Tudo sobre o plano de revisão fiscal de criptografia ‘amigável ao investidor’ do Japão para 2026

Durante anos, a comunidade criptográfica do Japão expressou uma demanda única e unificada – o fim da era das “rendas diversas”. E finalmente, em 19 de Dezembro, essa exigência encontrou uma resposta política concreta.

O Partido Liberal Democrata (LDP) e o Partido da Restauração do Japão lançado um esboço histórico para a reforma fiscal do ano fiscal de 2026, sinalizando uma mudança fundamental na forma como o país trata a riqueza digital.

Reformas fiscais do Japão em 2026

A reforma tributária criptográfica do Japão de 2026 reclassifica a criptografia de uma “ferramenta especulativa” para um “produto financeiro para formação de ativos” legítimo. Embora a reforma tome uma direcção globalmente positiva, os decisores políticos aplicam-na de forma selectiva e não universal.

A “zona verde” recebe os benefícios mais claros, abrangendo negociação à vista, derivativos e cripto ETFs ou trusts – todos os quais passarão para um sistema de tributação separado de 20%.

Os traders nessas categorias também terão acesso a transferência de perdas de três anos, permitindo-lhes compensar lucros futuros com perdas passadas e aproximando a tributação das criptomoedas do tratamento de ações e câmbio.

Falta de uniformidade

No entanto, esta reforma não se aplica uniformemente na Web3.

Os reguladores continuam a tratar as recompensas de apostas, os rendimentos dos empréstimos e os NFTs como rendimentos diversos tributados no momento do recebimento, muitas vezes a taxas que podem chegar a 55%.

Além disso, a reforma também introduz uma nova classificação chamada “Ativos criptográficos especificados”.

Embora a definição final esteja pendente, ela parece abranger principalmente tokens listados em bolsas registradas sob a Lei de Instrumentos Financeiros e Câmbio do Japão.

Como resultado, os comerciantes que lidam com altcoins não cotadas ou protocolos descentralizados podem não se qualificar para a taxa fixa de 20% e podem permanecer sujeitos ao regime fiscal abrangente mais oneroso.

Algum risco oculto?

As perdas criptográficas não podem compensar os ganhos do mercado de ações, reforçando uma abordagem rigorosa que tributa cada classe de ativos de forma independente.

Ao alinhar a criptografia mais estreitamente com os produtos financeiros tradicionais, a reforma também abre a porta para um futuro imposto de saída. Isto poderia tributar os ganhos não realizados quando um investidor se muda para o estrangeiro.

Escusado será dizer que o governo exigirá que as bolsas apresentem diretamente relatórios de transações unificados, eliminando a possibilidade de registros manuais ou incompletos.

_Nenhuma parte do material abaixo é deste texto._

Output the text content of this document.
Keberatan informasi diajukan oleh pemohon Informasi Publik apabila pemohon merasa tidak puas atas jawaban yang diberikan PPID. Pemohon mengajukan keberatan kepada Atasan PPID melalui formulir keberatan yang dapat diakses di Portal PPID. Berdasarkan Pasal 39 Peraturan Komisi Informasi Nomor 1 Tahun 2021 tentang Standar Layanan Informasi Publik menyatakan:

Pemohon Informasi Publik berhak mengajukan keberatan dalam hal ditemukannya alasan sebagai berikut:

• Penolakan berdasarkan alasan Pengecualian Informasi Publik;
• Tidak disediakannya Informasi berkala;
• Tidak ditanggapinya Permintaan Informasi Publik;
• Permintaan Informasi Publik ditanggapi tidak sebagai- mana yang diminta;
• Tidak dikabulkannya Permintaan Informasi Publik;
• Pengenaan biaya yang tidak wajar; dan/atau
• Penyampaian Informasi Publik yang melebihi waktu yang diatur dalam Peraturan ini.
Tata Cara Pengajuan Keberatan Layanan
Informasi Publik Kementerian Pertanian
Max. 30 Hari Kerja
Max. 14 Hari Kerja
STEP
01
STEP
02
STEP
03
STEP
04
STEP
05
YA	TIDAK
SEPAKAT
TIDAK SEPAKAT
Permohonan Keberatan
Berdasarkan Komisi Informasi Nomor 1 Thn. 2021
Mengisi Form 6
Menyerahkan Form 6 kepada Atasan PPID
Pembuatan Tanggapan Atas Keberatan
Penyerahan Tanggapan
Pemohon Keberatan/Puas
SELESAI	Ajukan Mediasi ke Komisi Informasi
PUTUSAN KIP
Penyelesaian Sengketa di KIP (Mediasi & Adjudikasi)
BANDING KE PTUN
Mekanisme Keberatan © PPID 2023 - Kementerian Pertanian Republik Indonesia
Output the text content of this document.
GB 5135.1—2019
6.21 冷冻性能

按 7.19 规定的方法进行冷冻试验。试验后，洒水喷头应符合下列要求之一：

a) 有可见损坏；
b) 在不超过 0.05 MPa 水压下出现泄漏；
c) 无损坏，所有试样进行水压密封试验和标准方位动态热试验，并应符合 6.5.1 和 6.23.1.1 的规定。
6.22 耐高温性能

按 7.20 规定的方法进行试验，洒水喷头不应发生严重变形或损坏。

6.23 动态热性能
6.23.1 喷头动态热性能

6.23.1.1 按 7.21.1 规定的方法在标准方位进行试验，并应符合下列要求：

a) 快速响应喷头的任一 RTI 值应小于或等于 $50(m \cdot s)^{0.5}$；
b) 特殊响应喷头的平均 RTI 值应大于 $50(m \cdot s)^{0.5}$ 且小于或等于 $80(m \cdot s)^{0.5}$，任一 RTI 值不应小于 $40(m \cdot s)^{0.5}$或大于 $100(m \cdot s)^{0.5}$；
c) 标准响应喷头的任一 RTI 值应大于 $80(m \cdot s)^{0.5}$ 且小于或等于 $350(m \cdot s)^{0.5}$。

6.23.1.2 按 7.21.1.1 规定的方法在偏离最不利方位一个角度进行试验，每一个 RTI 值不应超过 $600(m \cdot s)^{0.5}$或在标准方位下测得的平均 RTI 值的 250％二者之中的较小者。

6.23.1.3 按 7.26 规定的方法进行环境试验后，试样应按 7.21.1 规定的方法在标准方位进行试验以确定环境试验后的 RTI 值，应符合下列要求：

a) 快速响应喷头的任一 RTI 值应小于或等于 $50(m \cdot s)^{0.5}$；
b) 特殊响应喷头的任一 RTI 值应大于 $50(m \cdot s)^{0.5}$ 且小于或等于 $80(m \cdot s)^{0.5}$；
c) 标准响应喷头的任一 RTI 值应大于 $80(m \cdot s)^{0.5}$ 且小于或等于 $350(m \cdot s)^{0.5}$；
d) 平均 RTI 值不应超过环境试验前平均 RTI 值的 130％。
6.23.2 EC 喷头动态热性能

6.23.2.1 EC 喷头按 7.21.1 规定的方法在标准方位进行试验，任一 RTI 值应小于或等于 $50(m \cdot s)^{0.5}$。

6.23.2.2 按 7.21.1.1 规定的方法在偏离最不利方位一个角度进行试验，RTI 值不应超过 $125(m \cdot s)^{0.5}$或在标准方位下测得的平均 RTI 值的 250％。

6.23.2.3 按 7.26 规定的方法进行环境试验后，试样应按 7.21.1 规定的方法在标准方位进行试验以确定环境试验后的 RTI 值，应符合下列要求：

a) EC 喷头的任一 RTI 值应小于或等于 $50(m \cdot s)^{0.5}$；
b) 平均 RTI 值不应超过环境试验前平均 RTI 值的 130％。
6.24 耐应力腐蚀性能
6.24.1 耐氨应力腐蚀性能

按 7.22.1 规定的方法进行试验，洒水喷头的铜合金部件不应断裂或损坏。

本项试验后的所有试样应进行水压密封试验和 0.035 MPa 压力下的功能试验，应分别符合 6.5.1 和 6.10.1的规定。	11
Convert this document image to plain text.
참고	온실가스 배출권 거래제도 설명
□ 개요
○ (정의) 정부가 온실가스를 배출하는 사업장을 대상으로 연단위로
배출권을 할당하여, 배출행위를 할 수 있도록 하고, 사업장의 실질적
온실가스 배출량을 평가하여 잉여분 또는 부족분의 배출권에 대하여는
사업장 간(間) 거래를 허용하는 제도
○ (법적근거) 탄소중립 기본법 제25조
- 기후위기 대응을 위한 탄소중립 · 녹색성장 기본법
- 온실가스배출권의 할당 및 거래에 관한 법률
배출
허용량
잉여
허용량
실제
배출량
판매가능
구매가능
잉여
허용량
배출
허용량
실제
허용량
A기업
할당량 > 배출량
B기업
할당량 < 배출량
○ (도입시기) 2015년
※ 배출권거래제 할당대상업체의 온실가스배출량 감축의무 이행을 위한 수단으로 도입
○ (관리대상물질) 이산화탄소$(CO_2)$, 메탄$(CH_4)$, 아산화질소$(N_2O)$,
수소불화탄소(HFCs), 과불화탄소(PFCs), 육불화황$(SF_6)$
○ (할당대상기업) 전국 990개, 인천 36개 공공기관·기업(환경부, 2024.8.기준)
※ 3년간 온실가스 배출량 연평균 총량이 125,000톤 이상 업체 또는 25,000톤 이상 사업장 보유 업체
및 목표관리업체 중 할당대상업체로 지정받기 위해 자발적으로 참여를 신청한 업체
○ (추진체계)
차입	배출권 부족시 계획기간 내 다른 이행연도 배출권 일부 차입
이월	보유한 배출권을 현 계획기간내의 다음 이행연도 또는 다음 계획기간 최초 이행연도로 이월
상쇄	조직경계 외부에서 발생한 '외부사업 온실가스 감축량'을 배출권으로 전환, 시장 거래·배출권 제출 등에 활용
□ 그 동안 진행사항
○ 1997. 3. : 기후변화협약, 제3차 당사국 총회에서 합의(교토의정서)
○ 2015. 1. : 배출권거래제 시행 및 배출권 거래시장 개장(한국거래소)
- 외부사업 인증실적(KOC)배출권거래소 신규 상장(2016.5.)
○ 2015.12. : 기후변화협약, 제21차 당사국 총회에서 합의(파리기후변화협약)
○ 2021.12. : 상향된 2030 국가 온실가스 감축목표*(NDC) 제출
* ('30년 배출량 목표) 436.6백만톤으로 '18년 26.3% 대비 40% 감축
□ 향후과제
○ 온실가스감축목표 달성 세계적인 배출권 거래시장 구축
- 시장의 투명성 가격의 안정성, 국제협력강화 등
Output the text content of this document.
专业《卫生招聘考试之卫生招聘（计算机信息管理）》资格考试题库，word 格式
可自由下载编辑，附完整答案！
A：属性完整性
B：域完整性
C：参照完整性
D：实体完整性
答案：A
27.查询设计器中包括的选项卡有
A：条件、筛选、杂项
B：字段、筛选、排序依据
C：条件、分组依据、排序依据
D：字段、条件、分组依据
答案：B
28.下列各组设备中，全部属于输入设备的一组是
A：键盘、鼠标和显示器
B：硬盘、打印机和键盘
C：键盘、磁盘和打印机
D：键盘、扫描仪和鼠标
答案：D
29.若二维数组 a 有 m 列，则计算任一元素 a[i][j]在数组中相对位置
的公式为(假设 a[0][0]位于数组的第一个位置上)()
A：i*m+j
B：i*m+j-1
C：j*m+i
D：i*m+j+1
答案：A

Conseqüentemente, os investidores devem começar a organizar registros históricos e usar ferramentas automatizadas de rastreamento de PnL agora.

Isso ocorre porque separar com precisão o custo de aquisição do valor da recompensa será essencial para registros tranquilos e compatíveis assim que as regras de 2026 entrarem em vigor.

Outras nações com desenvolvimentos semelhantes

Entretanto, o quadro ASPIRe de Hong Kong é aproximando-se conclusão, submetendo os custodiantes e revendedores às regras do nível bancário e solidificando a cidade como uma porta de entrada totalmente regulamentada para o capital institucional.

Além disso, a Rússia, após anos de políticas restritivas, está mudando para um sistema em camadas que finalmente legaliza a propriedade de ativos digitais. Isto limitará a exposição a retalho, permitindo ao mesmo tempo a expansão dos investidores qualificados.

Por último, a Espanha também é condução Europa rumo à transparência total, em que o MiCA entrará em vigor em julho de 2026 e o ​​DAC8 começará em janeiro.

Portanto, rumo a 2026, a visão criptográfica global é queO inverno regulatório está terminando. Será substituído por um ciclo de mercado mais estruturado, transparente e liderado pelas instituições.


Considerações Finais

  • A revisão tributária do Japão sugere que a criptografia está finalmente sendo tratada como um produto financeiro real, e não como uma classe de ativos marginais.
  • A mudança para uma tributação separada é um progresso, mas a fragmentação entre tipos de activos significa que os reguladores ainda encaram a Web3 com cautela.